Petit Pays , petit Goncourt ? En évitant finalement de couronner le rappeur franco-rwandais Gaël Faye, le jury patchwork du prestigieux prix littéraire (Régis Debray voisinant désormais avec Virginie Despentes, reflux gastriques garantis…) s’est heureusement préservé un minimum de crédibilité.

Surtout au souvenir du positionnement d’un autre membre de ce jury, Pierre Assouline, en rage lorsque le Nobel de littérature était allé à Bob Dylan. Consacrer, dés lors, un primo-romancier slammeur aurait fait un peu désordre.

Comment apprécier, pour le reste, les souvenirs fondants du gentil Gaël? Douceur et malice de l’écriture. Sens du picaresque. Tendresse constante à peine aiguisée vers une certaine nervosité quand les événements deviennent vraiment dramatiques. Petit Pays, à vrai dire, n’est pas dénué de certaines qualités. Né au Burundi avant que le Rwanda voisin ne tombe dans l’abîme, l’auteur convoque une mémoire enfantine souvent attachante.

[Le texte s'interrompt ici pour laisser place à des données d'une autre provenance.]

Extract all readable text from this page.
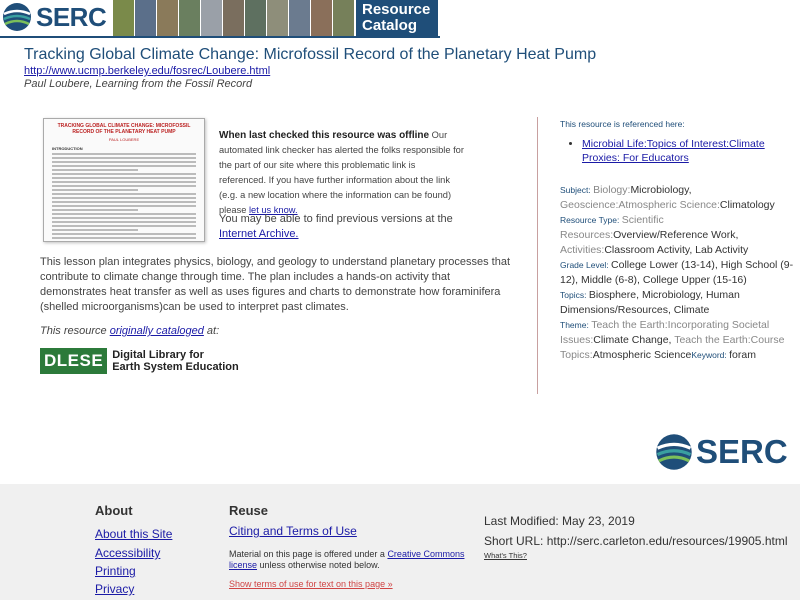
SERC	Resource
Catalog
Tracking Global Climate Change: Microfossil Record of the Planetary Heat Pump
http://www.ucmp.berkeley.edu/fosrec/Loubere.html
Paul Loubere, Learning from the Fossil Record
TRACKING GLOBAL CLIMATE CHANGE: MICROFOSSIL RECORD OF THE PLANETARY HEAT PUMP
PAUL LOUBERE
INTRODUCTION
When last checked this resource was offline Our automated link checker has alerted the folks responsible for the part of our site where this problematic link is referenced. If you have further information about the link (e.g. a new location where the information can be found) please let us know.
You may be able to find previous versions at the Internet Archive.
This lesson plan integrates physics, biology, and geology to understand planetary processes that contribute to climate change through time. The plan includes a hands-on activity that demonstrates heat transfer as well as uses figures and charts to demonstrate how foraminifera (shelled microorganisms)can be used to interpret past climates.
This resource originally cataloged at:
DLESE Digital Library for
Earth System Education
This resource is referenced here:
• Microbial Life:Topics of Interest:Climate Proxies: For Educators
Subject: Biology:Microbiology, Geoscience:Atmospheric Science:Climatology
Resource Type: Scientific Resources:Overview/Reference Work, Activities:Classroom Activity, Lab Activity
Grade Level: College Lower (13-14), High School (9-12), Middle (6-8), College Upper (15-16)
Topics: Biosphere, Microbiology, Human Dimensions/Resources, Climate
Theme: Teach the Earth:Incorporating Societal Issues:Climate Change, Teach the Earth:Course Topics:Atmospheric ScienceKeyword: foram
SERC
About
About this Site
Accessibility
Printing
Privacy
Reuse
Citing and Terms of Use
Material on this page is offered under a Creative Commons
license unless otherwise noted below.
Show terms of use for text on this page »
Last Modified: May 23, 2019
Short URL: http://serc.carleton.edu/resources/19905.html
What's This?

Notamment quand Gabriel, 10 ans, fils d’expatrié français et de mère rwandaise, cherche à comprendre les racines du conflit entre Tutsis et Rwandais : « -Ils n’ont pas la même langue ? -Si, ils parlent la même langue. -Alors, ils n’ont pas le même dieu ? -Si, ils ont le même dieu. -Alors pourquoi se font-ils la guerre ? -Parce qu’ils n’ont pas le même nez. » C’est joli à lire, mais sur le même sujet, Jean Hatzfeld a signé autrefois des pages tellement puis puissantes… À côté, Gaël Faye, c’est de la bulle.